We tired of loopholes, and recognised our technological triumphs weren’t quite the same: we couldn’t touch faces through Facetime, or observe the quiet shuffle of contentment in conversation with another with just their face and shoulders as indicators. We couldn’t balance our stops and pauses and breaths with busyness, because the busyness was all self created: we had filled our days with busyness- the next live showing, the next celebrity offering, the next sale, the next distraction- but it lacked sustenance. It lacked the very nature of what it means to be human, and we knew this, all too well. There was a reason that money and time fails to placate; we were searching for purpose in the purposelessness.

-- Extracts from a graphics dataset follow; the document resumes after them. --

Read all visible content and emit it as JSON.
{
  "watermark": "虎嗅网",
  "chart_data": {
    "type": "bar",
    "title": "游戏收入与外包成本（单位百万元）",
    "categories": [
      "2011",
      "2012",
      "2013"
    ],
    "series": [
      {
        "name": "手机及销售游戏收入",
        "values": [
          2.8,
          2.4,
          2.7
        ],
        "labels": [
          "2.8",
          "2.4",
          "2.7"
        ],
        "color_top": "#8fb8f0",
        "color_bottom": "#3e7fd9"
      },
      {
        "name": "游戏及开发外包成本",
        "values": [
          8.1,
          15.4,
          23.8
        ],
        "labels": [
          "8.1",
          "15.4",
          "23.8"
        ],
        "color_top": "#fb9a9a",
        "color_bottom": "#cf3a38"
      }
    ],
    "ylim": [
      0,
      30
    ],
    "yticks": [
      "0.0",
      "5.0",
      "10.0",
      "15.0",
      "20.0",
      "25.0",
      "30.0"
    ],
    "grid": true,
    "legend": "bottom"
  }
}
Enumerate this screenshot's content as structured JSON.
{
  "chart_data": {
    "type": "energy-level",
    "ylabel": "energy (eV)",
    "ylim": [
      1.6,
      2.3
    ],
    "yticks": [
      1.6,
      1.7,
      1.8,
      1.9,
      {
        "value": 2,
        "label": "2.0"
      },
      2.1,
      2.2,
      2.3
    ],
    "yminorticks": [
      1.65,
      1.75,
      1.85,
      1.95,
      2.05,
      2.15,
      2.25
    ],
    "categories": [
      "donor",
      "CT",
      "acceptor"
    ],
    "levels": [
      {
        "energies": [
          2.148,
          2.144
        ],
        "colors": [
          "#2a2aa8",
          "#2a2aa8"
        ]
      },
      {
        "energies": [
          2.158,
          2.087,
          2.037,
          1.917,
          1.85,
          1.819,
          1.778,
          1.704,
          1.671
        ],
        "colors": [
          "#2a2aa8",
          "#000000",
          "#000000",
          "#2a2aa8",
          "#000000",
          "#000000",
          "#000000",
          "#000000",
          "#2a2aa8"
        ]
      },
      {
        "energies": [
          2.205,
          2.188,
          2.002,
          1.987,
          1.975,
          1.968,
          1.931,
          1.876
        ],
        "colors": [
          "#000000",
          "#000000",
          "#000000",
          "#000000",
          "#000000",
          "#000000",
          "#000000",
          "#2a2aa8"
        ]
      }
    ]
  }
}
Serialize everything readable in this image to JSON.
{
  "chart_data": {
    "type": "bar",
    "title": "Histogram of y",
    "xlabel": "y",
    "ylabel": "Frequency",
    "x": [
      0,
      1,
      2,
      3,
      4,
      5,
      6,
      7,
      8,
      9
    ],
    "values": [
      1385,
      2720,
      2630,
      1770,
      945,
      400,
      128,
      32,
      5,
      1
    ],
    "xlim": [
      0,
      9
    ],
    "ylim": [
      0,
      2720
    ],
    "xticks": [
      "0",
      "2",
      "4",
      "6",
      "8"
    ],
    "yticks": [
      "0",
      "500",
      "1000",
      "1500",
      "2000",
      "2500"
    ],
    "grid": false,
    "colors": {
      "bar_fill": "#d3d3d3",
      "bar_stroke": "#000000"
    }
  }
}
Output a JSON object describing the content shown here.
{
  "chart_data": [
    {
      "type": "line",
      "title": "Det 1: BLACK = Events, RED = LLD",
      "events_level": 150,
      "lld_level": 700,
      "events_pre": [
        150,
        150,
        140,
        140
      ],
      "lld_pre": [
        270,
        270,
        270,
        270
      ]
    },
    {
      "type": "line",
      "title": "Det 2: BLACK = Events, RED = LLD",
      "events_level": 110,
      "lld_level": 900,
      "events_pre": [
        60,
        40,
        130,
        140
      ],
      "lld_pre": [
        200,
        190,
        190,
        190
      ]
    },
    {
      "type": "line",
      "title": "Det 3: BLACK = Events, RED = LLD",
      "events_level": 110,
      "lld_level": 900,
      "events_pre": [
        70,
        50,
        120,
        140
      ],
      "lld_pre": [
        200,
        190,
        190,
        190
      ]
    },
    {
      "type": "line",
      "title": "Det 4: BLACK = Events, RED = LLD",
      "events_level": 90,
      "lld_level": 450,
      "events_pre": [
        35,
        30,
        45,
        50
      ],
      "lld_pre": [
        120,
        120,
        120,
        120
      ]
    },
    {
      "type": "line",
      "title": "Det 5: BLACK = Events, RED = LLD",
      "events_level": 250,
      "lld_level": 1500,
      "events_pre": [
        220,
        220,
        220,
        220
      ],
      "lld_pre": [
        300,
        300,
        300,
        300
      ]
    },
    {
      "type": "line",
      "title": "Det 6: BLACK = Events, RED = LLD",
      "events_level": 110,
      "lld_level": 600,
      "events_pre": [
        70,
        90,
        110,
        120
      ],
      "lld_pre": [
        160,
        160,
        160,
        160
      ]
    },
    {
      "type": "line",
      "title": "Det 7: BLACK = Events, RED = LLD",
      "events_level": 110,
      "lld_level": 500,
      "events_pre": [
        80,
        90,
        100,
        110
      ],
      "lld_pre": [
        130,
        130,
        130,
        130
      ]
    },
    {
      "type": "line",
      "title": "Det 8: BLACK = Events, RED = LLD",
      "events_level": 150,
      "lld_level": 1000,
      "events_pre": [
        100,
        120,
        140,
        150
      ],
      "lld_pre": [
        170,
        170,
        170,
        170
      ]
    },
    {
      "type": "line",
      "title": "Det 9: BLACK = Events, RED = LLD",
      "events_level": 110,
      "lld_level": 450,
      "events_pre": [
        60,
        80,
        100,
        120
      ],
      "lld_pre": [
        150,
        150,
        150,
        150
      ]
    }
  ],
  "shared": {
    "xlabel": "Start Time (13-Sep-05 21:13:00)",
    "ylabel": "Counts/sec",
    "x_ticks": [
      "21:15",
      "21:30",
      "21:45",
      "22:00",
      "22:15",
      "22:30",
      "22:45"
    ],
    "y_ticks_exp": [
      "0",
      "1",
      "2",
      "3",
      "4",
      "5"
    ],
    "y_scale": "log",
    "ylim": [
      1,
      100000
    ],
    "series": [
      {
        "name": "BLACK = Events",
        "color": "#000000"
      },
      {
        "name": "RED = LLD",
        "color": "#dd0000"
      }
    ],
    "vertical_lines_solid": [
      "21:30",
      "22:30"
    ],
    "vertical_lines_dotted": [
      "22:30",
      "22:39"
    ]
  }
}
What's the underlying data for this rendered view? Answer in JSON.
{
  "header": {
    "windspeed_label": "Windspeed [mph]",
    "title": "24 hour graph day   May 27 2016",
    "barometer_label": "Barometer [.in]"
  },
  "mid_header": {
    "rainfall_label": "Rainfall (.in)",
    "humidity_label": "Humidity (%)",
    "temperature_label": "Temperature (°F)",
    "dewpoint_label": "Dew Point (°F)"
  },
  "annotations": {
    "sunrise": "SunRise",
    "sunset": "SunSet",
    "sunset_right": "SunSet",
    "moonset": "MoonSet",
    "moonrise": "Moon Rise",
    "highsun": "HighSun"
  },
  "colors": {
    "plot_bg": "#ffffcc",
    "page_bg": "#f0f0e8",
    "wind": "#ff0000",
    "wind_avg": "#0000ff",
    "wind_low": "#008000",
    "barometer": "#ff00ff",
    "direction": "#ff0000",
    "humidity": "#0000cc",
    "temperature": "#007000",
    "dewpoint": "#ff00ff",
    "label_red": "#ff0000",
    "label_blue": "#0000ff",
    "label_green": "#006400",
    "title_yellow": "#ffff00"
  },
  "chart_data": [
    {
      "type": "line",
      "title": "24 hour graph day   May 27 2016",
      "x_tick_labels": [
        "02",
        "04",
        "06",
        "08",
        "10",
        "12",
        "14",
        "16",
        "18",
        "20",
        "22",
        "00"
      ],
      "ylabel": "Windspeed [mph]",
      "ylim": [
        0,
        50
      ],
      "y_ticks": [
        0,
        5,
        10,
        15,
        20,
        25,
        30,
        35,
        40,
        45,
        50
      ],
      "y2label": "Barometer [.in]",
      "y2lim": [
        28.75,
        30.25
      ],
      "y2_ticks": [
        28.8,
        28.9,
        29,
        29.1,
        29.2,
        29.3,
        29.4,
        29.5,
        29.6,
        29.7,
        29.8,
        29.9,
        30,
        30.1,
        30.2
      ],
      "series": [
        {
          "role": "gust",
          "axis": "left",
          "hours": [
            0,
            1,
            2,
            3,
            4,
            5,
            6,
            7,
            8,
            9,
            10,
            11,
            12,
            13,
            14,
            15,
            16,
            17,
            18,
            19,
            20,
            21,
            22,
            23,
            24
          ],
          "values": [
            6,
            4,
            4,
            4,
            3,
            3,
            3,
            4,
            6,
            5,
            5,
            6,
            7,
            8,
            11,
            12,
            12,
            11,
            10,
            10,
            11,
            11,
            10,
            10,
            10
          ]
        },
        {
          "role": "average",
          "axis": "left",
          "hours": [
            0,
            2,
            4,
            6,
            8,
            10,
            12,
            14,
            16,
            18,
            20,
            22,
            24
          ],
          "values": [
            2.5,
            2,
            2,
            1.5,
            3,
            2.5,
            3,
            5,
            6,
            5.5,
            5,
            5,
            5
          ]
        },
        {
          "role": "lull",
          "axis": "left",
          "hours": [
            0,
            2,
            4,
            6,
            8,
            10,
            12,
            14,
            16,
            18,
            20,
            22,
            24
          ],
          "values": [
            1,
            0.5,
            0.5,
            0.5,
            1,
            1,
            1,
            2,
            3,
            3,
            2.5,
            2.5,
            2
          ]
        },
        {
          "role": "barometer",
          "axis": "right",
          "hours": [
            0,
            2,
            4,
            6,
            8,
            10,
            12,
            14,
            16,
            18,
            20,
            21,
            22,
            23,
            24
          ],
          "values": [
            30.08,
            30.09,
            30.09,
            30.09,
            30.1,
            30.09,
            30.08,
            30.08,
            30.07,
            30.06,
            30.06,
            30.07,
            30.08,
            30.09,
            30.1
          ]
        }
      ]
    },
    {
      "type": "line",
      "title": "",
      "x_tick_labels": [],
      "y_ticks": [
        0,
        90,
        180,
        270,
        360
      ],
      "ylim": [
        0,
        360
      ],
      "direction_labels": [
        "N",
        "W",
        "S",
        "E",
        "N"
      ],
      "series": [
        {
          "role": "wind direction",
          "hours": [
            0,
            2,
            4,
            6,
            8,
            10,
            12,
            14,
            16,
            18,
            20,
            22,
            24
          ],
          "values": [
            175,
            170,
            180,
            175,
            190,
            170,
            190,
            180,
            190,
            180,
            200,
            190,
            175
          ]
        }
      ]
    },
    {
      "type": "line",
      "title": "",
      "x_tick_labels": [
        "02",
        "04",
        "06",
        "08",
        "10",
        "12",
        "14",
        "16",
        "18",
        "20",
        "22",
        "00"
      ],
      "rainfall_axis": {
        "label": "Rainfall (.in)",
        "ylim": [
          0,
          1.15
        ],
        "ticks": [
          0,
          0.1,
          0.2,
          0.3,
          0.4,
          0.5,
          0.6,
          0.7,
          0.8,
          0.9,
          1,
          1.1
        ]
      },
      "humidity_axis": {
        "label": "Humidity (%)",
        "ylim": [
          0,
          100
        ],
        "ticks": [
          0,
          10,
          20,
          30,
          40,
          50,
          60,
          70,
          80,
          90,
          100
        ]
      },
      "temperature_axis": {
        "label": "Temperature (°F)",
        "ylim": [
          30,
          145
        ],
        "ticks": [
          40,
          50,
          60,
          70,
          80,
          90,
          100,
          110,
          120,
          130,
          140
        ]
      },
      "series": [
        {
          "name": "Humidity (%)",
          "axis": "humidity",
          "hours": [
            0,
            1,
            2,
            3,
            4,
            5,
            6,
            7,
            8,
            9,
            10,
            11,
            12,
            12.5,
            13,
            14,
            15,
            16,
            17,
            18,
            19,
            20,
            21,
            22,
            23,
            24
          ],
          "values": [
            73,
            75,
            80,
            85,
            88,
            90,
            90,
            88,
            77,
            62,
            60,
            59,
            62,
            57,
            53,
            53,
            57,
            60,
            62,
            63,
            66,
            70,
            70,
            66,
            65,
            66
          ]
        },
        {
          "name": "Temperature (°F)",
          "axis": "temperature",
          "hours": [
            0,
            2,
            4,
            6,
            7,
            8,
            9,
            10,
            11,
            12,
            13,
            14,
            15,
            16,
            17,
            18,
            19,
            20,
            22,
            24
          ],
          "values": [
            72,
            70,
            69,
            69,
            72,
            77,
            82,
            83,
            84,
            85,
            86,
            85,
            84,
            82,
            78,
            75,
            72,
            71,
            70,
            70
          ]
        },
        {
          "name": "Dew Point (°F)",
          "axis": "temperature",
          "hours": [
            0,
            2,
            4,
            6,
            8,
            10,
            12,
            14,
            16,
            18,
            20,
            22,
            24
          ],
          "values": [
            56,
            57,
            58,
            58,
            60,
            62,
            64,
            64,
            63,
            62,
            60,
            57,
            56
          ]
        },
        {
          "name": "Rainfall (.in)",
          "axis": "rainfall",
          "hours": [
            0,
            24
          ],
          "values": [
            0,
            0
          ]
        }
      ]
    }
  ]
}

But we couldn’t complain, because people were, and continue to be dying. This restlessness, this ingratitude or lack of fortitude: it has no place when placed against the horror and brutality of death-the two are incomparable. We are reluctant look at figures and faces, turning our attention to it all the same, this thing that demands our focus so relentlessly. It has become an unsatisfactory digestif to our disquiet daily menu.

This grief for living is what I presume will be used manipulate our wish to return to normality, and I understand that. The luxury of people in my home is not something I take for granted. We crave humanity. Even more saddening, it is only fear that stems this clambering feeling of more-than cabin fever that on some days, is minimal and insignificant, but some days, threatens to encompass everything you were before. This living that we look towards is not what we knew it to be, or what we might hope to recognise it as, but a poor substitute.

Whatever the announcement on Sunday 10th May, in its faux-frenzy and state of perpetuated urgency that the media have tried to create, I hope it is not this quote that I think on:

I felt very still and empty, the way the eye of a tornado must feel, moving dully along in the middle of the surrounding hullabaloo.